Last week, the 1st to 3rd of March, the project Making Nordic Health Data Visible is having an international meeting at SND. Programmers and metadata-experts from FSD in Finland, NSD in Norway and DDA in Denmark are visiting us for the project’s fifth meeting and their last hackathon.
The project is financed by NordForsk, and their general purpose is to aid CESSDA’s goal to make science data easily accessible between different countries, languages, and scientific disciplines. A lot of the work goes towards creating a prototype for a joint search portal for data in health and medicine. Information and descriptions of the data will be within the portal, but the data itself will stay with the original service provider. A link to this will be provided through the portal.
Before the project comes to an end, a report will be written. This report will describe the project, and what has been done within its scope, but first and foremost it will discuss the problems that arise in trying to build an international data portal – it’s not all easy, according to Dag Kiberg, head of section at Norwegian Centre for Research Data, and leader of the project. For example, you need to come to an agreement about what keywords are needed, which documentation standard to use, and so on:
– If you’re to find data you need to know what to search for. And how to filter? When you get hits you need to know what’s been filtered out? So keywords, controlled vocabulary and metadata standards are central.
Another problem stems from the definition of health data:
– There are subjects in the outskirts, for example data on living conditions – is that health data or not? That’s what we’re discussing.
The meeting also hosts visitors from France, who observe and compare the project to a similar project they’re working on, and they have similar problems. The Nordic Health-project seems to, for now, have agreed on a broad definition of data for the portal:
– The portal as it is now contains broader data, from health habits and living conditions to more “hardcore-medicine”. Much of the data is survey data, but there are also big cohort-studies on public health, for example.
Except for these tangible products that the project will create, there’s also another, less material goal:
– This is a networking project. We work so that the involved staff get to know each other. And the work follows from this personal level too, it’s easier to cooperate if you know each other.
The meeting takes the form of a so-called hackathon.
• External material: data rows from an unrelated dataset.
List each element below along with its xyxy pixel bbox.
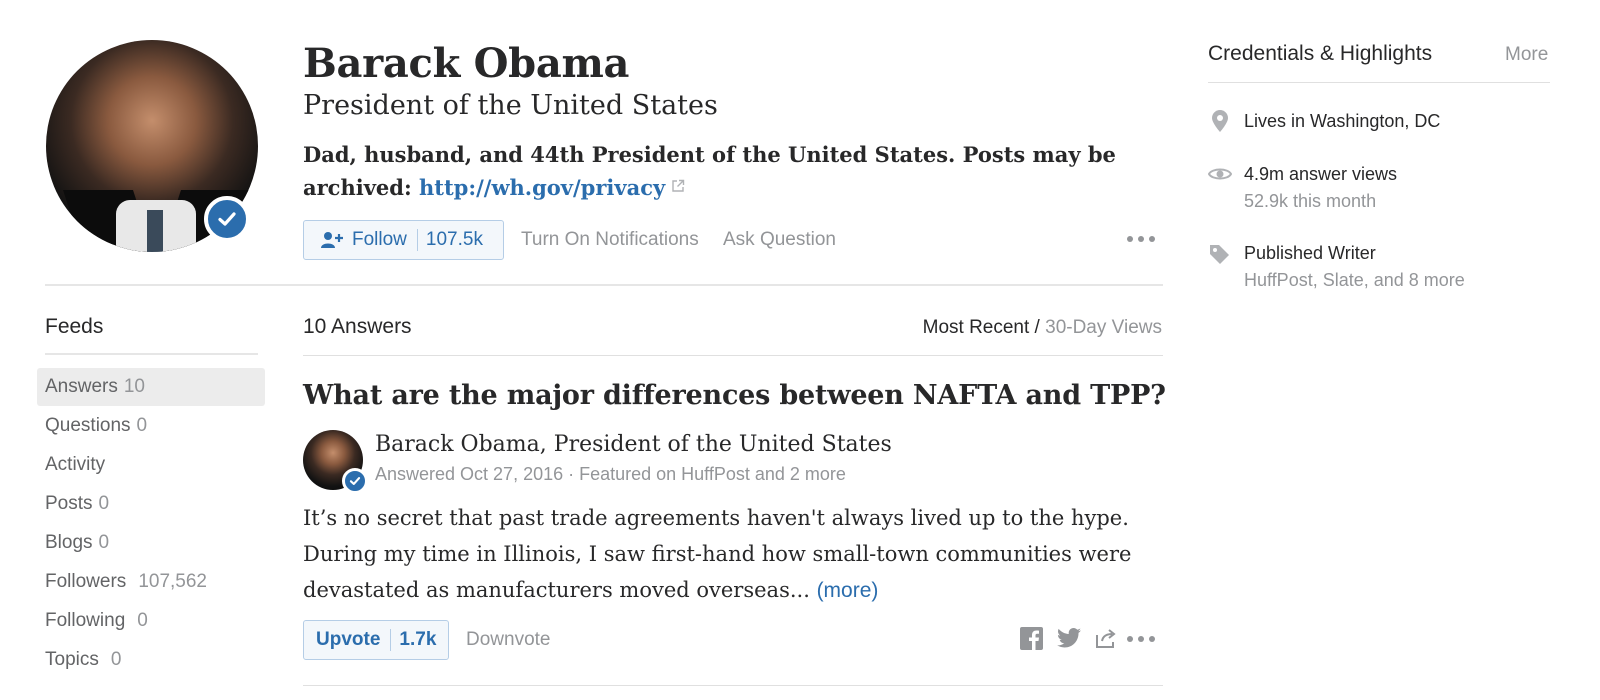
verified-badge-icon — [204, 196, 250, 242]
feeds-divider — [45, 353, 258, 355]
sort-30-day-views[interactable]: 30-Day Views — [1045, 317, 1162, 338]
sort-controls: Most Recent / 30-Day Views — [922, 317, 1162, 338]
answer-excerpt: It’s no secret that past trade agreement… — [303, 506, 1132, 602]
eye-icon — [1207, 166, 1233, 187]
upvote-button[interactable]: Upvote 1.7k — [303, 620, 449, 660]
external-link-icon — [671, 170, 685, 201]
share-icon[interactable] — [1094, 627, 1118, 654]
profile-name: Barack Obama — [303, 40, 630, 87]
sidebar-item-following[interactable]: Following 0 — [37, 602, 265, 640]
upvote-count: 1.7k — [399, 629, 437, 650]
location-pin-icon — [1212, 110, 1228, 137]
credential-location: Lives in Washington, DC — [1244, 111, 1441, 131]
follow-label: Follow — [352, 229, 407, 250]
facebook-icon[interactable] — [1020, 627, 1043, 655]
credential-writer: Published Writer — [1244, 243, 1376, 263]
follower-count: 107.5k — [425, 229, 483, 250]
follow-button[interactable]: Follow 107.5k — [303, 220, 504, 260]
answer-meta: Answered Oct 27, 2016 · Featured on Huff… — [375, 464, 846, 484]
answers-heading: 10 Answers — [303, 315, 412, 338]
add-user-icon — [320, 230, 344, 250]
profile-bio: Dad, husband, and 44th President of the … — [303, 139, 1123, 203]
sidebar-item-posts[interactable]: Posts 0 — [37, 485, 265, 523]
more-dots-icon[interactable] — [1127, 636, 1155, 642]
sort-most-recent[interactable]: Most Recent — [923, 317, 1030, 338]
credential-views: 4.9m answer views — [1244, 164, 1398, 184]
profile-avatar[interactable] — [46, 40, 258, 252]
sidebar-item-topics[interactable]: Topics 0 — [37, 641, 265, 679]
bio-privacy-link[interactable]: http://wh.gov/privacy — [419, 175, 665, 200]
more-dots-icon[interactable] — [1127, 236, 1155, 242]
twitter-icon[interactable] — [1057, 627, 1081, 654]
sidebar-item-followers[interactable]: Followers 107,562 — [37, 563, 265, 601]
credential-writer-sub[interactable]: HuffPost, Slate, and 8 more — [1244, 270, 1465, 291]
author-avatar[interactable] — [303, 430, 368, 494]
ask-question-button[interactable]: Ask Question — [723, 229, 836, 251]
credentials-divider — [1208, 82, 1550, 83]
sidebar-item-activity[interactable]: Activity — [37, 446, 265, 484]
more-link[interactable]: (more) — [817, 579, 879, 602]
answer-divider — [303, 685, 1163, 686]
feeds-title: Feeds — [45, 315, 104, 338]
credentials-more-link[interactable]: More — [1505, 44, 1548, 66]
answers-divider — [303, 355, 1163, 356]
author-name[interactable]: Barack Obama, President of the United St… — [375, 432, 892, 457]
notifications-button[interactable]: Turn On Notifications — [521, 229, 699, 251]
credentials-title: Credentials & Highlights — [1208, 42, 1433, 65]
profile-title: President of the United States — [303, 90, 718, 121]
verified-badge-icon — [342, 468, 368, 494]
question-title[interactable]: What are the major differences between N… — [303, 380, 1166, 411]
sidebar-item-answers[interactable]: Answers 10 — [37, 368, 265, 406]
tag-icon — [1208, 243, 1230, 270]
header-divider — [45, 284, 1163, 286]
credential-views-sub: 52.9k this month — [1244, 191, 1377, 211]
sidebar-item-questions[interactable]: Questions 0 — [37, 407, 265, 445]
downvote-button[interactable]: Downvote — [466, 629, 551, 651]
sidebar-item-blogs[interactable]: Blogs 0 — [37, 524, 265, 562]
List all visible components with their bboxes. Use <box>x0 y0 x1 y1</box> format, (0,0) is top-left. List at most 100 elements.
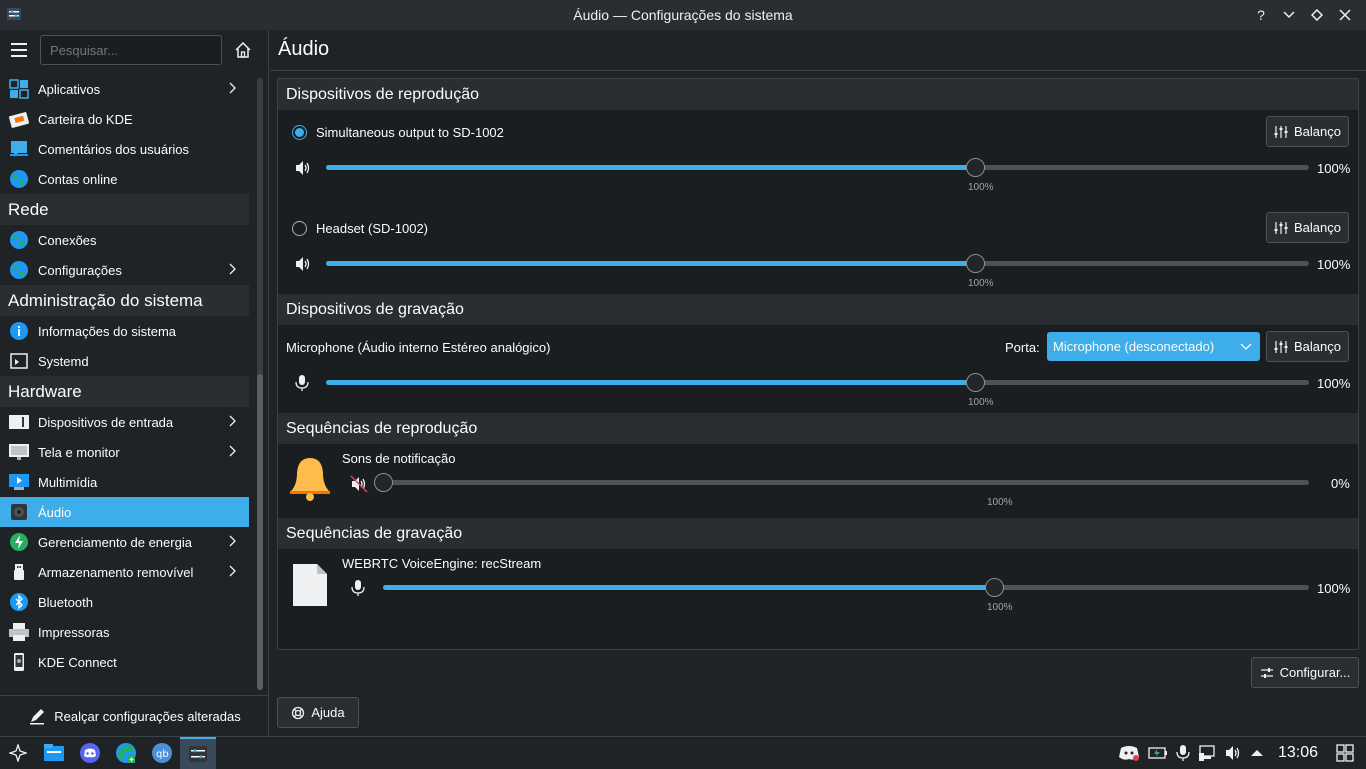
device-1-radio[interactable] <box>292 125 307 140</box>
microphone-tray-icon[interactable] <box>1176 744 1190 762</box>
sidebar-item-tela-monitor[interactable]: Tela e monitor <box>0 437 249 467</box>
sidebar-item-conexoes[interactable]: Conexões <box>0 225 249 255</box>
volume-tray-icon[interactable] <box>1224 744 1242 762</box>
minimize-icon[interactable] <box>1278 4 1300 26</box>
kdeconnect-icon <box>8 651 30 673</box>
sidebar-item-systemd[interactable]: Systemd <box>0 346 249 376</box>
highlighter-icon <box>30 709 45 725</box>
configure-button[interactable]: Configurar... <box>1251 657 1359 688</box>
volume-slider-fill <box>326 261 975 266</box>
launcher-icon[interactable] <box>0 737 36 769</box>
highlight-changed-button[interactable]: Realçar configurações alteradas <box>0 695 269 736</box>
volume-slider-fill <box>326 380 975 385</box>
sidebar-item-bluetooth[interactable]: Bluetooth <box>0 587 249 617</box>
printer-icon <box>8 621 30 643</box>
sidebar-item-label: Aplicativos <box>38 81 101 97</box>
help-icon[interactable]: ? <box>1250 4 1272 26</box>
close-icon[interactable] <box>1334 4 1356 26</box>
svg-text:qb: qb <box>156 749 169 760</box>
scrollbar-thumb[interactable] <box>257 374 263 690</box>
microphone-icon[interactable] <box>294 374 310 392</box>
sidebar-item-dispositivos-entrada[interactable]: Dispositivos de entrada <box>0 407 249 437</box>
home-icon[interactable] <box>232 39 254 61</box>
stream-name: WEBRTC VoiceEngine: recStream <box>342 556 542 571</box>
port-select[interactable]: Microphone (desconectado) <box>1047 332 1260 361</box>
file-manager-icon[interactable] <box>36 737 72 769</box>
balance-button[interactable]: Balanço <box>1266 212 1349 243</box>
system-settings-task-icon[interactable] <box>180 736 216 769</box>
volume-tick-label: 100% <box>968 278 994 289</box>
menu-icon[interactable] <box>8 39 30 61</box>
document-icon <box>293 564 327 606</box>
chevron-right-icon <box>229 565 236 577</box>
stream-name: Sons de notificação <box>342 451 456 466</box>
edge-browser-icon[interactable] <box>108 737 144 769</box>
speaker-volume-icon[interactable] <box>294 159 312 177</box>
search-input[interactable] <box>40 35 222 65</box>
volume-slider[interactable] <box>326 373 1309 392</box>
speaker-muted-icon[interactable] <box>350 475 368 493</box>
sidebar-item-aplicativos[interactable]: Aplicativos <box>0 74 249 104</box>
discord-icon[interactable] <box>72 737 108 769</box>
sliders-icon <box>1274 340 1288 353</box>
window-title: Áudio — Configurações do sistema <box>573 7 793 23</box>
highlight-changed-label: Realçar configurações alteradas <box>54 708 241 724</box>
volume-slider[interactable] <box>326 254 1309 273</box>
sidebar-item-impressoras[interactable]: Impressoras <box>0 617 249 647</box>
sidebar-item-kde-connect[interactable]: KDE Connect <box>0 647 249 677</box>
chevron-right-icon <box>229 535 236 547</box>
sidebar-item-label: Contas online <box>38 171 118 187</box>
help-label: Ajuda <box>311 705 345 720</box>
sidebar-item-configuracoes[interactable]: Configurações <box>0 255 249 285</box>
sidebar-item-audio[interactable]: Áudio <box>0 497 249 527</box>
volume-slider-handle[interactable] <box>374 473 393 492</box>
microphone-icon[interactable] <box>350 579 366 597</box>
help-button[interactable]: Ajuda <box>277 697 359 728</box>
maximize-icon[interactable] <box>1306 4 1328 26</box>
volume-slider[interactable] <box>374 473 1309 492</box>
power-icon <box>8 531 30 553</box>
volume-slider-handle[interactable] <box>965 373 985 392</box>
clock[interactable]: 13:06 <box>1278 744 1318 762</box>
speaker-icon <box>8 501 30 523</box>
balance-button[interactable]: Balanço <box>1266 331 1349 362</box>
tray-expand-icon[interactable] <box>1250 748 1264 758</box>
volume-tick-label: 100% <box>987 602 1013 613</box>
balance-button[interactable]: Balanço <box>1266 116 1349 147</box>
sidebar-item-label: Informações do sistema <box>38 323 177 339</box>
discord-tray-icon[interactable] <box>1118 744 1140 762</box>
sidebar-item-comentarios[interactable]: Comentários dos usuários <box>0 134 249 164</box>
sidebar-item-armazenamento[interactable]: Armazenamento removível <box>0 557 249 587</box>
sidebar-item-label: Systemd <box>38 353 89 369</box>
battery-icon[interactable] <box>1148 746 1168 760</box>
sidebar-item-energia[interactable]: Gerenciamento de energia <box>0 527 249 557</box>
device-2-radio[interactable] <box>292 221 307 236</box>
window-titlebar: Áudio — Configurações do sistema ? <box>0 0 1366 30</box>
volume-percent: 100% <box>1317 257 1351 272</box>
balance-label: Balanço <box>1294 220 1341 235</box>
sidebar-scrollbar[interactable] <box>257 78 263 690</box>
globe-icon <box>8 229 30 251</box>
volume-slider[interactable] <box>326 158 1309 177</box>
sidebar-item-info-sistema[interactable]: Informações do sistema <box>0 316 249 346</box>
volume-tick-label: 100% <box>987 497 1013 508</box>
volume-slider-handle[interactable] <box>965 254 985 273</box>
volume-slider[interactable] <box>383 578 1309 597</box>
category-rede: Rede <box>0 194 249 225</box>
device-1-name: Simultaneous output to SD-1002 <box>316 125 504 140</box>
show-desktop-icon[interactable] <box>1336 744 1354 762</box>
apps-icon <box>8 78 30 100</box>
sidebar-item-carteira[interactable]: Carteira do KDE <box>0 104 249 134</box>
sidebar-item-multimidia[interactable]: Multimídia <box>0 467 249 497</box>
chevron-right-icon <box>229 445 236 457</box>
keyboard-icon <box>8 411 30 433</box>
system-tray: 13:06 <box>1118 737 1366 769</box>
volume-slider-handle[interactable] <box>965 158 985 177</box>
network-icon[interactable] <box>1198 744 1216 762</box>
sidebar-item-contas-online[interactable]: Contas online <box>0 164 249 194</box>
qbittorrent-icon[interactable]: qb <box>144 737 180 769</box>
volume-percent: 100% <box>1317 161 1351 176</box>
speaker-volume-icon[interactable] <box>294 255 312 273</box>
divider <box>270 70 1366 71</box>
volume-slider-handle[interactable] <box>985 578 1005 597</box>
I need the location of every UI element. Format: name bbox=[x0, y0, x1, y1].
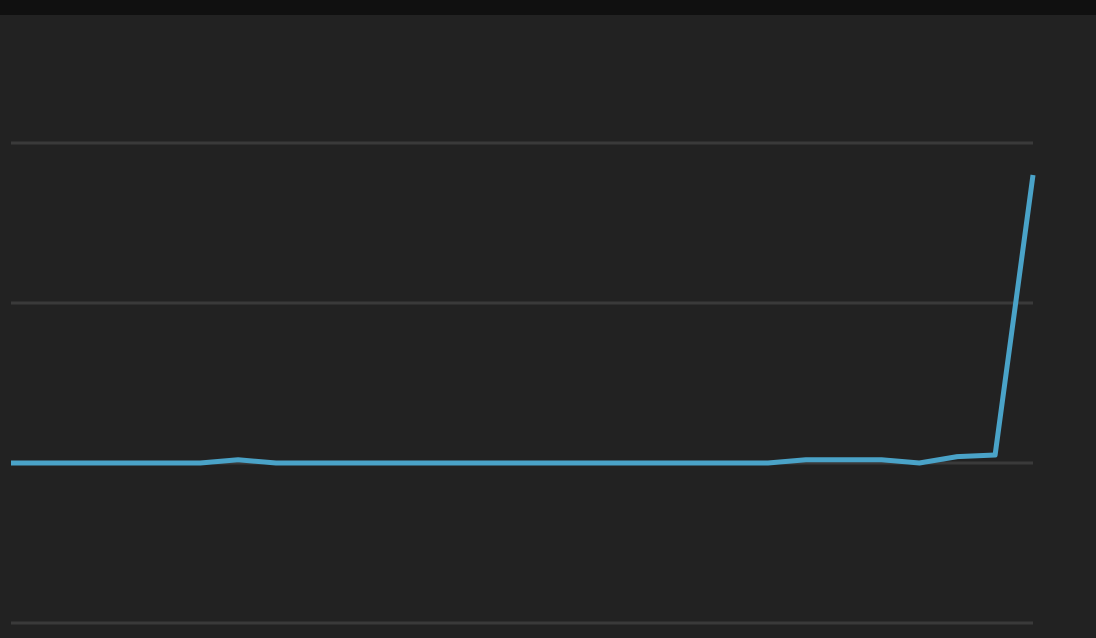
series-line bbox=[11, 174, 1036, 466]
line-chart bbox=[0, 15, 1096, 638]
top-bar bbox=[0, 0, 1096, 15]
series-layer bbox=[11, 174, 1036, 466]
chart-plot bbox=[11, 141, 1036, 625]
gridlines bbox=[11, 141, 1033, 625]
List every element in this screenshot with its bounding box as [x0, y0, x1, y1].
This means that the work group is split in two – the programmers work together on developing the portal, while the metadata-experts evaluate the portal and discus how it should look, its problems and merits, and so on.
– Yesterday and today we’ve made big changes. So it’s incredibly effective. I think that if this had been a project where no programmers were involved, where we just would have described the work in a report, it would have gone right in some filing cabinet somewhere… But now we have something that works. And the prototype we had to begin with looks completely different now, after we’ve had some input.
The last meeting of the project will be in Bergen in September. Everything has to be completed by the time this meeting takes place, and problems that have not been solved by then will be described in the report as lessons for future projects. Even if the portal isn’t complete before then Dag Kiberg thinks that the project has given many valuable lessons to the people involved:
– We think that the portal can be good to have, both to show what can be done and to have something to present, not just a description. CESSDA wants to build a data portal, and they might want to use some of the technological solutions, some programming languages and things like that. The functionality can be moved, even if the product isn’t.
The format with a workshop combined with hackathon seems to be something to remember for the future, and that’s what Dag Kiberg has learned most form during the project:
– What I’ve personally learned most from, that’s the work method. It’s been absolutely fantastic.